Tribune. Dimanche 14 avril, une semaine avant Pâques. Les cloches sonnent dans mon village. Des fidèles se pressent à l’église, porteurs de rameaux à bénir. Ce sont quelques branches de buis, qu’ils conserveront pour protéger leur foyer. Mais cette tradition ne sera peut-être un jour qu’un lointain souvenir. Non pas que les chrétiens auront oublié le symbole, mais parce que le buis aura disparu.
Le buis commun (ou buis toujours vert, Buxus sempervirens) est un arbuste natif de nos contrées, présent depuis le sud-ouest de l’Europe jusqu’au Caucase. Particulièrement rustique, il pousse dans les sous-bois de nombreuses moyennes montagnes ou en plaine, s’accommodant de sols pauvres et secs. Déjà utilisé au paléo¬lithique pour la qualité de son bois, il est un composant emblématique du jardin à la française car ses petites feuilles et sa robustesse en font le matériau idéal pour l’art topiaire.
Rentabilité
Oui mais voilà. Le monde contemporain est tel qu’il est plus rentable d’élever en pot et de tailler les buis en Chine, d’en importer plus d’un million par an pour les revendre en Europe, que de les produire sur place. Oui mais voilà. Il advint un jour qu’un papillon asiatique, la pyrale du buis Cydalima perspectalis, pondit sur ces buis destinés à l’exportation. Les chenilles, arrivées saines et sauves en Europe, eurent tôt fait de se réveiller, donnant des papillons qui volèrent bientôt (ils peuvent parcourir plusieurs dizaines de kilomètres) vers des buis sauvages. Détectée pour la première fois en Allemagne en 2007, douze ans plus tard la pyrale du buis a envahi toute l’Europe, sauf la Scandinavie.
Ce phénomène vient à la suite de nombreuses introductions d’insectes exotiques dans les forêts européennes, en moyenne onze nouvelles espèces par an depuis le début des années 2000, avec un risque qui ne cesse de s’accélérer.
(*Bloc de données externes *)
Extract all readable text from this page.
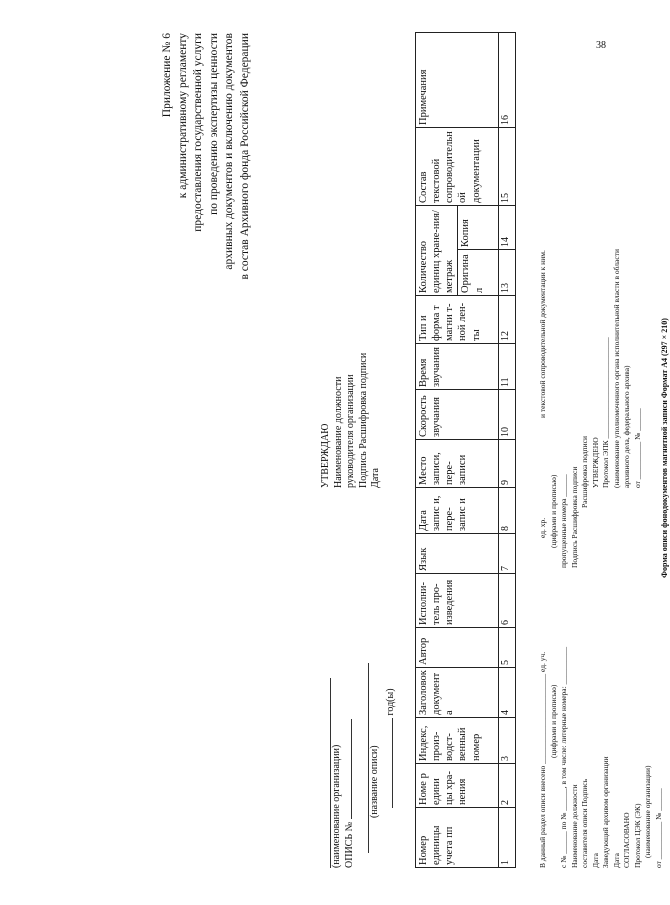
38
Приложение № 6 к административному регламенту предоставления государственной услуги по проведению экспертизы ценности архивных документов и включению документов в состав Архивного фонда Российской Федерации
(наименование организации) ОПИСЬ №
(название описи)
год(ы)
УТВЕРЖДАЮ Наименование должности руководителя организации Подпись Расшифровка подписи Дата
Номер единицы учета пп	Номе р едини цы хра-нения	Индекс, произ-водст-венный номер	Заголовок документа	Автор	Исполни-тель про-изведения	Язык	Дата запис и, пере-запис и	Место записи, пере-записи	Скорость звучания	Время звучания	Тип и форма т магни т-ной лен-ты	Количество единиц хране-ния/метраж		Состав текстовой сопроводительной документации	Примечания
												Оригинал	Копия		
1	2	3	4	5	6	7	8	9	10	11	12	13	14	15	16
В данный раздел описи внесено ________________________ ед. уч. (цифрами и прописью) с № ______ по № ______, в том числе: литерные номера: __________ Наименование должности составителя описи Подпись Дата Заведующий архивом организации Дата СОГЛАСОВАНО Протокол ЦЭК (ЭК) (наименование организации) от __________ № ______
ед. хр. (цифрами и прописью) пропущенные номера ______ Подпись Расшифровка подписи Расшифровка подписи УТВЕРЖДЕНО Протокол ЭПК ___________________________ (наименование уполномоченного органа исполнительной власти в области архивного дела, федерального архива) от __________ № ______
и текстовой сопроводительной документации к ним.	Форма описи фонодокументов магнитной записи Формат А4 (297 × 210)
En cause, l’augmentation exponentielle des échanges commerciaux, notamment avec l’Asie, et l’accélération du transport qui place désormais la Chine à dix jours de train de la France en suivant les « nouvelles routes de la soie« .
« LES DÉGÂTS SONT CONSIDÉRABLES, AUSSI BIEN DANS LES JARDINS QUE DANS LES SOUS-BOIS DE NOS FORÊTS, OFFRANT UN SPECTACLE DE DÉSOLATION »
L’invasion de la pyrale du buis serait passée inaperçue si l’insecte n’était un redoutable défoliateur, particulièrement prolifique (les femelles peuvent pondre jusqu’à mille œufs chacune). Ses chenilles sont très voraces, se nourrissant des feuilles, puis de l’écorce des jeunes pousses quand le feuillage a disparu. Si bien que les deux ou trois générations annuelles de l’insecte conduisent de plus en plus souvent à la mort du buis. Les dégâts sont considérables, aussi bien dans les jardins que dans les sous-bois de nos forêts, offrant un spectacle de désolation. Au point que les forestiers craignent désormais pour la survie de l’espèce en Europe !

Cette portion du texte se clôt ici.